Il s’agit pour le Pr Le Pourhiet de déduire des grands principes de la Ve République la supériorité démocratique de la loi référendaire sur la loi parlementaire. Même si la Constitution de 1958 n’interdit pas expressément à la seconde de modifier ou d’abroger la première, la constitutionnaliste rappelle les principes fondamentaux de la Constitution : « le gouvernement du peuple par le peuple et pour le peuple. (...) La souveraineté nationale appartient au peuple qui l’exerce par ses représentants et par la voie du référendum ». Le Conseil constitutionnel lui-même conclut, par interprétation de ces principes, que les lois référendaires étant « l’expression directe de la souveraineté nationale » sont d’une essence supérieure à la loi parlementaire et ne peuvent donc être soumises à son contrôle.

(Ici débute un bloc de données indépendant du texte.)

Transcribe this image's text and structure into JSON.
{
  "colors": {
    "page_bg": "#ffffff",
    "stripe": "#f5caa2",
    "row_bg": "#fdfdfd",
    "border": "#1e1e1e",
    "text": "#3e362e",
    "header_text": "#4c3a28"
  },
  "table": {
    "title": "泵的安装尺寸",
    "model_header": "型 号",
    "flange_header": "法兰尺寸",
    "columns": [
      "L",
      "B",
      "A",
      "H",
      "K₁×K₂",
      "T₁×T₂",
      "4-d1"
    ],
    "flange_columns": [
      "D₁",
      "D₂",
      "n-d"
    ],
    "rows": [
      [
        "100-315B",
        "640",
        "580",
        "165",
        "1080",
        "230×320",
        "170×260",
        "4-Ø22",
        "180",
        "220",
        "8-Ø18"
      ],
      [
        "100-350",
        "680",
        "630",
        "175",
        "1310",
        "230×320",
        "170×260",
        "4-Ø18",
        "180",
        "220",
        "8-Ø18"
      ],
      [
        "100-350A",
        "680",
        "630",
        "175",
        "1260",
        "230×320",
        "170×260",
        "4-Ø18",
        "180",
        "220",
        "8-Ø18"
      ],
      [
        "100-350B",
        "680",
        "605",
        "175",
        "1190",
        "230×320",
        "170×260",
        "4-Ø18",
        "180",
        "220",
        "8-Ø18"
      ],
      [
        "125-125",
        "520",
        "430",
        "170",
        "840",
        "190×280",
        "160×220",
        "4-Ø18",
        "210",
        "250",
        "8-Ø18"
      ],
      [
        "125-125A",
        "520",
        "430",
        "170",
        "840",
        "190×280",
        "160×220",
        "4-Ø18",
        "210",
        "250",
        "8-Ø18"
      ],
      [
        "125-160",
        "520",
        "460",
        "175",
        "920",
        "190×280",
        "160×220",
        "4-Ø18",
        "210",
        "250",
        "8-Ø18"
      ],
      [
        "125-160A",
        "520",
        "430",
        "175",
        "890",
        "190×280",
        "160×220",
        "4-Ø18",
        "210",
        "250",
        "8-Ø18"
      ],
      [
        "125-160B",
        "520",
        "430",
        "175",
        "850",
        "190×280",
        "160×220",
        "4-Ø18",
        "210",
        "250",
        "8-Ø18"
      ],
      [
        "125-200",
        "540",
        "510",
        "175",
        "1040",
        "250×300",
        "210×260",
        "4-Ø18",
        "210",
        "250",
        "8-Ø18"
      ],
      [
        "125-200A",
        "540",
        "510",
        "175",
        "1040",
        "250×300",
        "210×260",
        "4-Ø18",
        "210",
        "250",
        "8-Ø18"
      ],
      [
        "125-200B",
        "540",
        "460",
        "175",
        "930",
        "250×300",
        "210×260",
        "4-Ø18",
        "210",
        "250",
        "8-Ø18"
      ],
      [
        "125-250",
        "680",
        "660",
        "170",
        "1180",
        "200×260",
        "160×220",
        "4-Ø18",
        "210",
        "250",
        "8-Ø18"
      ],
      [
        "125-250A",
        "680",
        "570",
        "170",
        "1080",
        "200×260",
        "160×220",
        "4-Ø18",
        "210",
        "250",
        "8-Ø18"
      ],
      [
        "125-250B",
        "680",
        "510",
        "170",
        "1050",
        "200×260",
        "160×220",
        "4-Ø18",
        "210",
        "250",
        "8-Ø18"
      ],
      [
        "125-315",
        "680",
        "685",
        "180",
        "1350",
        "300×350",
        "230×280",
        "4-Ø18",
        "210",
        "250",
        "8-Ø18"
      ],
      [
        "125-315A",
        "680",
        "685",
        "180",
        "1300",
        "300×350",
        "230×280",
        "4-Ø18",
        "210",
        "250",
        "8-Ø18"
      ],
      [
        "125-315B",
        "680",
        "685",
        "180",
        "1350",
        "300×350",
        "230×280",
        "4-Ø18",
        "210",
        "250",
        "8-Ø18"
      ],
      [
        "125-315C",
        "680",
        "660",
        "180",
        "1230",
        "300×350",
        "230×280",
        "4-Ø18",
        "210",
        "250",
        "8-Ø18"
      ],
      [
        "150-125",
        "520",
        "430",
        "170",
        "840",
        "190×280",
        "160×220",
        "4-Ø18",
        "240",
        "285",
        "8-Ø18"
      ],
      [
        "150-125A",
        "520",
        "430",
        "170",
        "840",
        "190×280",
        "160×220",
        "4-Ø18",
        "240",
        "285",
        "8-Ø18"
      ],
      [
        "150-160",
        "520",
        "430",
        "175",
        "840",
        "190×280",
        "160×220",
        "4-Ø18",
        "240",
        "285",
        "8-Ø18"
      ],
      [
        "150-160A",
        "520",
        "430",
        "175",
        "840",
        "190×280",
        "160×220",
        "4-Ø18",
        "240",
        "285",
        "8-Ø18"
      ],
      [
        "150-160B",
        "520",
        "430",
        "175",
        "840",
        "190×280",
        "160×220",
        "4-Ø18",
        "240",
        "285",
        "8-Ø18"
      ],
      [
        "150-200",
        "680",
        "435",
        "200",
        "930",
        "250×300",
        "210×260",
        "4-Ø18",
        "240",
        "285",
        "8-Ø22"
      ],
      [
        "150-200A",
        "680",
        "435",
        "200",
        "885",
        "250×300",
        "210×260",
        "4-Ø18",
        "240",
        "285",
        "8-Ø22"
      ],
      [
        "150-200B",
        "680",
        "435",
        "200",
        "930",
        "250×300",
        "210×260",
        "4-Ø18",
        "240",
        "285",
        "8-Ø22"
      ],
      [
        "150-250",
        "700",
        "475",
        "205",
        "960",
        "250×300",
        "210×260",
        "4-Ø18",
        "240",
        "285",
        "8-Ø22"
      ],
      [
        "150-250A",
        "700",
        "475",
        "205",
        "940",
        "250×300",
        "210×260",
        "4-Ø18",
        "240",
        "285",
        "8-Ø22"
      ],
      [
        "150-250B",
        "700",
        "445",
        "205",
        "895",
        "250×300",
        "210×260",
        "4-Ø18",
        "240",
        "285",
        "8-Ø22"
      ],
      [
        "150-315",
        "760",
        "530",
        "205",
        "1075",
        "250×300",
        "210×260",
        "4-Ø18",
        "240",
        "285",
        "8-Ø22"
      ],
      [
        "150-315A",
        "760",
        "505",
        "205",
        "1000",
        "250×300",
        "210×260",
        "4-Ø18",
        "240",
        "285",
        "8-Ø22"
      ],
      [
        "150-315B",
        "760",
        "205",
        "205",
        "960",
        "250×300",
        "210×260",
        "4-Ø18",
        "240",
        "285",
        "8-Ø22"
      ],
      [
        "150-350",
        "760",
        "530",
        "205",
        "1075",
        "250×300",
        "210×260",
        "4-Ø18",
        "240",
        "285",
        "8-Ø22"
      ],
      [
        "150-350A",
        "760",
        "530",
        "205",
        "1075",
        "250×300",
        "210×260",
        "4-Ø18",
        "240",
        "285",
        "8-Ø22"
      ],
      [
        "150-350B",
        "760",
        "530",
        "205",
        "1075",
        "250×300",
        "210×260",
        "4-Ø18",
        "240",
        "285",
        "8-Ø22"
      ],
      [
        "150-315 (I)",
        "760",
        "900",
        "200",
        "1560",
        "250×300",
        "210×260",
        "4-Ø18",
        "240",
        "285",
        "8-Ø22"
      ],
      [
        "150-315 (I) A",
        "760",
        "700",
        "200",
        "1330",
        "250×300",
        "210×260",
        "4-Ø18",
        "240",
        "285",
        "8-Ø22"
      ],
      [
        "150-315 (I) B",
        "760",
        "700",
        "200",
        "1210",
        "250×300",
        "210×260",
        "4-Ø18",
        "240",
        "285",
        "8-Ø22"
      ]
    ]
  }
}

Cette interprétation, doublée de l’accusation de « haute trahison » proférée par la constitutionnaliste en fait bondir plus d’un et, notamment, d’autres constitutionnalistes qui sont en faveur du traité de Lisbonne. Plusieurs affirment d’aplomb que la voix des représentants se trouve à égalité avec celle du peuple et que, si l’outil référendaire ne fonctionne pas, parce que la volonté du gouvernement a été rejetée par un référendum, il faut donc utiliser un autre moyen pour la faire passer.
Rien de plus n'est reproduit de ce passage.